Il Milan perde in Supercoppa italiana contro la Juventus, al termine del match il tecnico rossonero Gennaro Gattuso commenta a Rai Sport: "Devo solo fare i complimenti ai miei ragazzi, abbiamo provato a scalare una montagna. Poi gli episodi li giudicate voi. L'espulsione di Kessié ci sta, però se abbiamo la tecnologia usiamola. Parlo dei fuorigiochi, alla Juventus hanno fatto finire due azioni, a noi subito con Cutrone hanno alzato. Loro sono uno squadrone e queste cose non le capisco. Abbiamo dato tutto, anche qualcosa in più, ora andiamo avanti. Risposta di carattere? Questi ragazzi sono vivi, abbiamo pregi e difetti ma in campo abbiamo messo carattere. A Genova avremo tante assenze, questa sera c'è il rammarico e c'è amarezza".

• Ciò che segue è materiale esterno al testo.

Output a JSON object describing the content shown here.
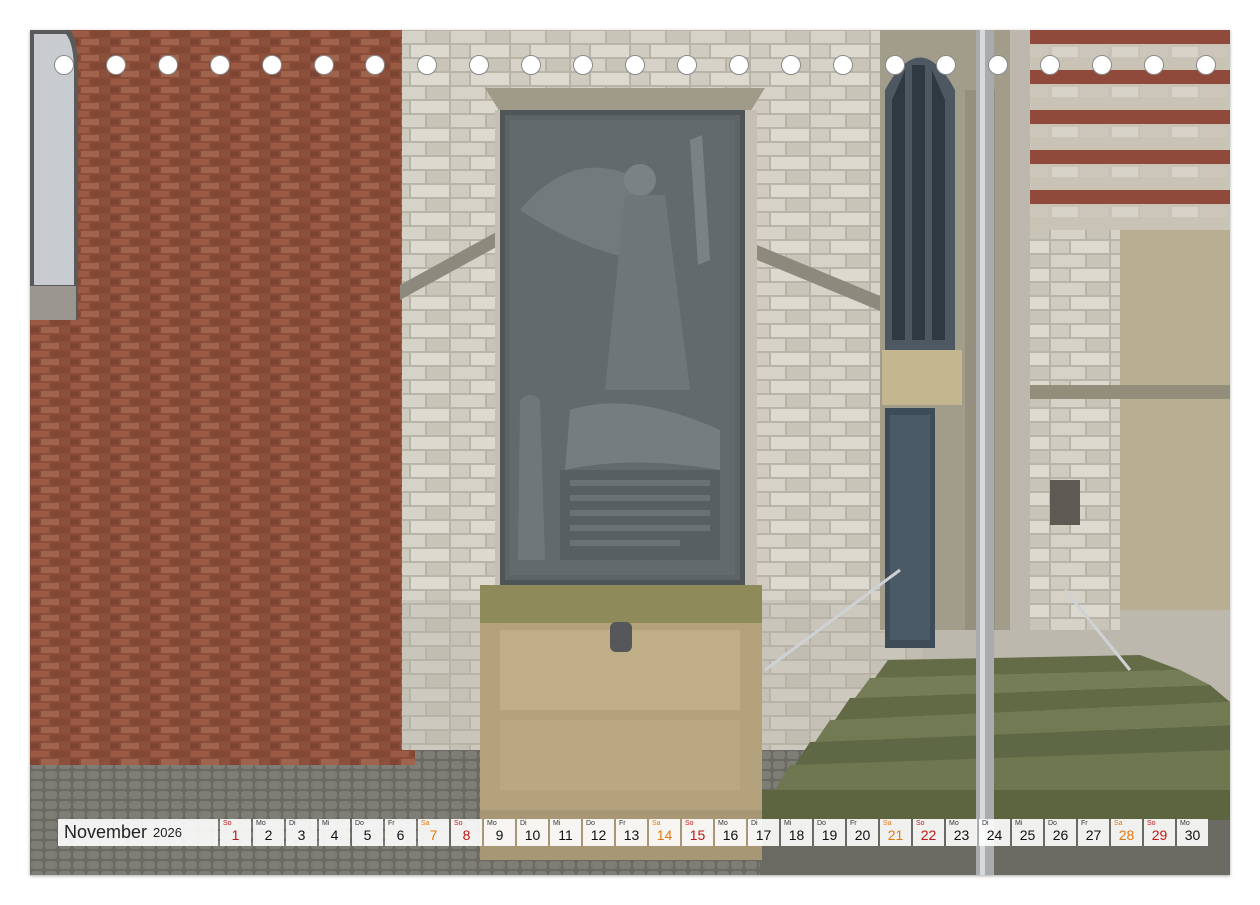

HIGUAIN - Focus su Gonzalo Higuain, partito dalla panchina e protagonista sul mercato con il possibile trasferimento al Chelsea: "Su Higuain non è successo nulla, ieri sera aveva 38.5 di febbre e abbiamo fatto di tutto per metterlo in campo, ma stanotte ha dormito poco. Sembra una barzelletta, ma è vero: stamattina quando è venuto il principe a salutarci non ho voluto io che ci fosse perché infettava gli altri col virus. La sua ultima al Milan? Mi brucia lo stomaco, mi sto leccando le ferite e devo pensare a tutti gli altri giocatori. Vedremo cosa accadrà domani".

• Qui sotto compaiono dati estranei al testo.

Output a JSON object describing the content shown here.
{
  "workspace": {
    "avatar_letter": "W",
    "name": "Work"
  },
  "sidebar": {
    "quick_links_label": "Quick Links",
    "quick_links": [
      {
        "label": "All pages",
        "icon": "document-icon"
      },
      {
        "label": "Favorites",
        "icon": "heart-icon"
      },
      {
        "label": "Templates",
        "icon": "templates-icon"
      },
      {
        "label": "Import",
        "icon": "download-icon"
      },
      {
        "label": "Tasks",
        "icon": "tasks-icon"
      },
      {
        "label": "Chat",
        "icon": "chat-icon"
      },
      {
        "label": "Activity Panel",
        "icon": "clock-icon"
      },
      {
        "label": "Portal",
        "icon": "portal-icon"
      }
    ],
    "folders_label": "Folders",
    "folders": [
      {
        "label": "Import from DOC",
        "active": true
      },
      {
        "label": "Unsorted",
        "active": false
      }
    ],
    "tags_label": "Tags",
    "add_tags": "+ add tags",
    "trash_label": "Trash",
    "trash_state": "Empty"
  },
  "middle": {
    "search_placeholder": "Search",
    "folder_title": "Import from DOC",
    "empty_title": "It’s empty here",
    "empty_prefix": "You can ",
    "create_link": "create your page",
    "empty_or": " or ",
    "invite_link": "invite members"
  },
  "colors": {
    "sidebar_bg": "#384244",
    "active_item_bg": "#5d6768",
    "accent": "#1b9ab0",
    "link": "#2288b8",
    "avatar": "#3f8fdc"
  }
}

In conferenza stampa, Gattuso ha aggiunto: "Quando un giocatore ha 38,5 di febbre, si manda in camera e gli si evita il contatto con gli altri. Me lo ha insegnato Tavana. Ieri sera già sapevo che aveva la febbre. Sono stato io a non farlo giocare, preferivo uno con più energia. Non mi sembrava il caso di metterlo in pasto ai leoni. Se vedevo un giocatore fuori dal progetto e che rompeva le scatole, ve lo avrei detto. Sono coerente. Ci tiene, vediamo cosa succederà. Mi brucia tutto. Ho sentito tante chiacchiere, ma ha dato disponibilità a giocare dal primo minuto".